The conference brought together countries, producers, developers, consumers, and international organisation and non-profit institutions that support hydrogen development and transformation. The pluralist participants presented their perspectives and discussed topics around the current state of hydrogen development and adoption, the main achievements and obstacles so far, and how to move forward. The sessions covered seven main topics surrounding hydrogen development: the role and pathways for international cooperation, finance, new development opportunities, the supply chain, and the transformation of fertiliser and steel industries. Taken together, the sessions showcased that hydrogen technologies have been proven and are available. However, they still entail challenges like higher costs, lack of harmonised standards and regulation, incomplete infrastructure and logistics, and lack of policy stability, all of which hamper demand creation.
Key takeaways
- Low emissions hydrogen is key for a greener, richer, and more resilient world: Hydrogen is a crucial piece of the energy transition as it enables the decarbonisation of hard-to-abate sectors like steel, fertilisers, and aviation. However, the development impacts go beyond that. As highlighted, for example, by the representatives from Brazil, Ecuador, Egypt, Nigeria, Algeria, and Egypt, hydrogen opens opportunities to create local value through new industries, generate jobs, enhance capabilities, and skills. The recent geopolitical crises and global supply chains disruptions also reinforce the strategic role of low-emissions hydrogen when it comes to energy and food security. For producer countries, it is a chance to strengthen and diversify the domestic energy mix and promote local production of downstream parts of the hydrogen chain like fertilisers. For importing countries, it is a chance to diversify suppliers, mitigating the risk of disruptions and shortage.

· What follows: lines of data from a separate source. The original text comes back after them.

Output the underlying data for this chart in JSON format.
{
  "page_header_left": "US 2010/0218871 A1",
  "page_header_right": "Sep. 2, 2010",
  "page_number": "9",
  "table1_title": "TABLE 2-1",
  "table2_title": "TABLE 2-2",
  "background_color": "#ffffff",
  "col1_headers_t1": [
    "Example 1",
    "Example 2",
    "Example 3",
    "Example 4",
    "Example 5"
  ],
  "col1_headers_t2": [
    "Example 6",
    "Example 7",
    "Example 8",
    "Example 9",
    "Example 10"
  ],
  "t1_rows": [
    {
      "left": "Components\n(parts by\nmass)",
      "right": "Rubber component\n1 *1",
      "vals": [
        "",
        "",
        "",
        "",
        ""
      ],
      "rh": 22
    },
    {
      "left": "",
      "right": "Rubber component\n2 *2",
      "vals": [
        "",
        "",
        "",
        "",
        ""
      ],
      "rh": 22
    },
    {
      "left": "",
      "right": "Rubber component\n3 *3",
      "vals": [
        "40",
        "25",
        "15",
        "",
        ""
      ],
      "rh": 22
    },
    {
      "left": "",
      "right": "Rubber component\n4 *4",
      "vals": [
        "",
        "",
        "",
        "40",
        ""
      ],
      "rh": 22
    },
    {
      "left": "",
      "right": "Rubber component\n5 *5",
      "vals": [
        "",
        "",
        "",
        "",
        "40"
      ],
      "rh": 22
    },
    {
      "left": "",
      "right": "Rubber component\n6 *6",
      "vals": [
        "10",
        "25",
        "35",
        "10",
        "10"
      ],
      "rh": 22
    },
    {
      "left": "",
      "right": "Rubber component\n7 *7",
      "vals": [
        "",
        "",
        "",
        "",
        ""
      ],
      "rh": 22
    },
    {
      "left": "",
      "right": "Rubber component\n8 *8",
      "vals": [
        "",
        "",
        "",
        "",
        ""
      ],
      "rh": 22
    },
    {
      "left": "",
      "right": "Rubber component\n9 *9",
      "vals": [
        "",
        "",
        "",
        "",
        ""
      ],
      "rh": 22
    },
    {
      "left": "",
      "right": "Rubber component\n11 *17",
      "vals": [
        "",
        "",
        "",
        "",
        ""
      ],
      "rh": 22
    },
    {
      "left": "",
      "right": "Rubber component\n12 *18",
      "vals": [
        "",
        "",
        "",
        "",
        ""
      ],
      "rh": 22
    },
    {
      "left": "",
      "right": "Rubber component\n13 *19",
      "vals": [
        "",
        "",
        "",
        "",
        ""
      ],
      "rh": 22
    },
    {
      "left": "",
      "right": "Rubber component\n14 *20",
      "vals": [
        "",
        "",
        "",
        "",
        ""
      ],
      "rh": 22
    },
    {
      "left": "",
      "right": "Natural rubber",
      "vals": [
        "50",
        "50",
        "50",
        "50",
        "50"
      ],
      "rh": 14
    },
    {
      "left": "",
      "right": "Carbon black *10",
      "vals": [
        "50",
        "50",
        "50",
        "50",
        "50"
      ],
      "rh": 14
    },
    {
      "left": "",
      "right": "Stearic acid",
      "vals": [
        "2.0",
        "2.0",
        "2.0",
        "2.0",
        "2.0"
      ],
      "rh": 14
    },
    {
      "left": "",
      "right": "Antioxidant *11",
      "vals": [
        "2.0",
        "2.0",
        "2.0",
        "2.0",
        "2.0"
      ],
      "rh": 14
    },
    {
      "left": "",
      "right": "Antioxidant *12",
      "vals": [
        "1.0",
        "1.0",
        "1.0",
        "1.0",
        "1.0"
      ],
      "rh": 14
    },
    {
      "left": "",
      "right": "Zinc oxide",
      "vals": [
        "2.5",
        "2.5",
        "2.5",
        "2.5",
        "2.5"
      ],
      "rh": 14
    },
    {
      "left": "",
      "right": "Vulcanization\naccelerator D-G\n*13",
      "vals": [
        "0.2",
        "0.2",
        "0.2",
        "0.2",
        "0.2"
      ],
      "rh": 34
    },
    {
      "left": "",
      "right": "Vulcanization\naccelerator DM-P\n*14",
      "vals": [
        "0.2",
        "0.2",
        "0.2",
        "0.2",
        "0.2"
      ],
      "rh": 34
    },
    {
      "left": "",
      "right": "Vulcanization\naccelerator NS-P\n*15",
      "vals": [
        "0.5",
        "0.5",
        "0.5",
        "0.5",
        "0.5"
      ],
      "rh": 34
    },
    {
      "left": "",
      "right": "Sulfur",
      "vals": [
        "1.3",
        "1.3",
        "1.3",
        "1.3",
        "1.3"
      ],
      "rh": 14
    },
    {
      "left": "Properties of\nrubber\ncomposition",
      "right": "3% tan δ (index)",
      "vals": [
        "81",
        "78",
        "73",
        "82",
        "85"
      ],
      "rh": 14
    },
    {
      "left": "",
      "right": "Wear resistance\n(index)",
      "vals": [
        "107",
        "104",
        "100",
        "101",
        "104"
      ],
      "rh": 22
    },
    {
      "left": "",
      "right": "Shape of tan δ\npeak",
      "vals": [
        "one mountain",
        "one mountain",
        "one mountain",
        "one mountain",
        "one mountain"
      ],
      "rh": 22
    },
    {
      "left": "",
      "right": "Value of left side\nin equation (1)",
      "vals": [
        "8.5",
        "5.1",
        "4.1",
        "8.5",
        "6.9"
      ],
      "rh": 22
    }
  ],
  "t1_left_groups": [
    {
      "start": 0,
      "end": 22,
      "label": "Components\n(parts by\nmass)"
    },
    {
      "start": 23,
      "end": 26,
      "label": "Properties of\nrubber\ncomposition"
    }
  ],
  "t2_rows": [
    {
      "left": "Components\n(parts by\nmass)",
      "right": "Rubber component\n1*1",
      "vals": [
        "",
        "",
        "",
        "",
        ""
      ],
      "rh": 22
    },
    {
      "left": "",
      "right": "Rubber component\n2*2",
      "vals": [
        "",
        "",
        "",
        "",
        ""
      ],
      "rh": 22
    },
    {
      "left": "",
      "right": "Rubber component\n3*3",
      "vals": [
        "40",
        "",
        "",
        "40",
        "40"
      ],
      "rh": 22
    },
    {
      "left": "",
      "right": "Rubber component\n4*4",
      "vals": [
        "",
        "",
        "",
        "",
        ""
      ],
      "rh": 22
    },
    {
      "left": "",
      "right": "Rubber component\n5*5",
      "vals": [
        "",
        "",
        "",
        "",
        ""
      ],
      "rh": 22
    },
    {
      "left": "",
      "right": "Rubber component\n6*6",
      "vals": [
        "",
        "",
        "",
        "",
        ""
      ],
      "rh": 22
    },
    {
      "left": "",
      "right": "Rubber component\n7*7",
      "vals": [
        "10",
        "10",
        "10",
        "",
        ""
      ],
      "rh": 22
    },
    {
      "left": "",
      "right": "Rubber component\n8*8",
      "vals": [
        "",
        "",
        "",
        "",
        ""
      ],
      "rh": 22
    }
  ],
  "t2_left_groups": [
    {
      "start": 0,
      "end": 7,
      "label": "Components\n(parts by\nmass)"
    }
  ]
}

- Hydrogen solutions have been proven and are available: The sessions covering AI, fertilisers, and steel illustrate that hydrogen solutions are already available to a myriad of challenges and sectors. What is lacking today is completing an enabling environment for hydrogen, encompassing policy, logistics, and regulatory and standards issues.
- Policy has the centre stage, particularly for demand creation: Shifting to decarbonisation sources is a policy-driven agenda and market development hinges on targeted measures. However, policy implementation and stability is the main bottleneck today. Development hinges on active governments that provide stable supply and demand policies and de risking mechanisms like contract for differences, political risk insurance, and currency hedging solutions. However, the bottleneck is not only policy implementation, but mostly, policy uncertainty as changes and retractions in policies deter long term investments
- Shared responsibility to generate shared prosperity: Collaboration and cooperation are crucial to bridge push hydrogen development forward. Commitments and pledges must translate into deepening public-private partnerships, and private sector and governments must work together to develop trade corridors while countries collaborate to create the global trade infrastructure. There must be greater efforts to increase the volume and access to concessional finance, as current financial flows are falling short of what is required. Genuine burden-sharing must become part of partnerships, spreading the risks inherent to early stage development. Institutions like ISO, the International Hydrogen Trade Forum, and the H2 Global foundation can also support demand creation either directly or by promoting greater harmonisation in standards and certification, a requirement to scale up trade.
- Regulatory frameworks must balance environmental and economic sustainability: A stable regulatory environment with adequate standards and certifications is one of the enablers of offtake agreements and trade. Regulations cannot forfeit on promoting greater environmental sustainability; at the same time, they cannot involve such strict production requirements that they further hamper the economic viability of the market at the current stage.